Sin City: quando si dice un fumettone
Frank Miller è un ottimo autore di fumetti americani che, visto il livello medio (Muoviti SuperCiuk, non c’è molto tempo! Dannazione Uomo Gommalacca, stavolta non mi avrai!) si è convinto di essere Dante.
Ha scritto una graphic novel (gli americani chiamano così i fumetti lunghi: allora Tex dovrebbe essere un graphic poem) che non giudico perché non l’ho letta, e ne ha tratto un film che giudico perché l’ho visto, Sin City, la città del peccato.
Non solo, Francuzzo ha pure preteso di intervenire sulla regia. Il risultato è un polpettone indigesto di due ore di squadrismo machista e sgangherato, infarcito di frasi fatte e scene pulp già (teste mozzate che esplodono, amputazioni di genitali, torture). Il direttore della fotografiaja scoperto che in digitale si possono colorare solo alcuni elementi e lasciare in bianco e nero il resto, e ripete entusiasta il trucchetto per due ore, come un ragazzino con la playstation nuova.
Dovrebbe esserci lo zampino di Tarantino, ma non c’è traccia di ironia (a parte due gangster con la fissazione dell’eloquio, completamente fuori contesto). La violenza di Tarantino è catartica, i suoi duri sono una caricatura di certi atteggiamenti da american hero.

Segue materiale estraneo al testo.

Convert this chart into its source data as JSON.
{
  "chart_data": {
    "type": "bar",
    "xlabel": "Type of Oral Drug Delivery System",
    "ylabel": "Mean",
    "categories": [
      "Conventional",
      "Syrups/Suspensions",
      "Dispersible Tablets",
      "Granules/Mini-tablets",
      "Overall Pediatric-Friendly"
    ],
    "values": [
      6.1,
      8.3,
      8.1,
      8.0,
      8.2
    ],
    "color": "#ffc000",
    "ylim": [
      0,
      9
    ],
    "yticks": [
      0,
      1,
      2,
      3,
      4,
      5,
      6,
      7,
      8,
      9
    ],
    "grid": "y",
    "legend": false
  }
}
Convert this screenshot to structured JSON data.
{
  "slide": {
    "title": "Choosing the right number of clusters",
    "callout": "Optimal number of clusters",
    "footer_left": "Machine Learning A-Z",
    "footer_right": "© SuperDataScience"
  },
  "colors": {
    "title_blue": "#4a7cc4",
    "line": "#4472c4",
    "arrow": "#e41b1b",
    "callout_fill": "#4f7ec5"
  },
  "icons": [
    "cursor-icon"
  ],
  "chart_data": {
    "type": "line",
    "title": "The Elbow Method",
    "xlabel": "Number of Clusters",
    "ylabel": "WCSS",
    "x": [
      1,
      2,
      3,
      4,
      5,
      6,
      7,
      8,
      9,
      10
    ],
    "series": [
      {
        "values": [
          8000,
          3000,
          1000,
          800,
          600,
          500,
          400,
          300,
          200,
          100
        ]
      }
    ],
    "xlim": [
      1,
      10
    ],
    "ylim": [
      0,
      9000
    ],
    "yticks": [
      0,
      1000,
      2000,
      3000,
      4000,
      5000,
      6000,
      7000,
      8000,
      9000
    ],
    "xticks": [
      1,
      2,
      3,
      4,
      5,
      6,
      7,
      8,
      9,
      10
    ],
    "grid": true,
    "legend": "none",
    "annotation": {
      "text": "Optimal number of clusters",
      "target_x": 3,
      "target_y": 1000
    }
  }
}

Qui no, Miller si prende maledettamente sul serio, il suo qualunquismo fracassone centrifuga pedofili e senatori corrotti, poliziotti che sfruttano le prostitute e sicari sadici, con una costruzione ad episodi della storia che, oltre ad essere poco adatta al cinema, alla fine lascia solo una sosddisfazione, quella di vedere sbudellati Vinicio Del Toro, Bruce Willis, Eliah Wood e tutti gli altri interpreti: così imparano a girare filmacci come questo.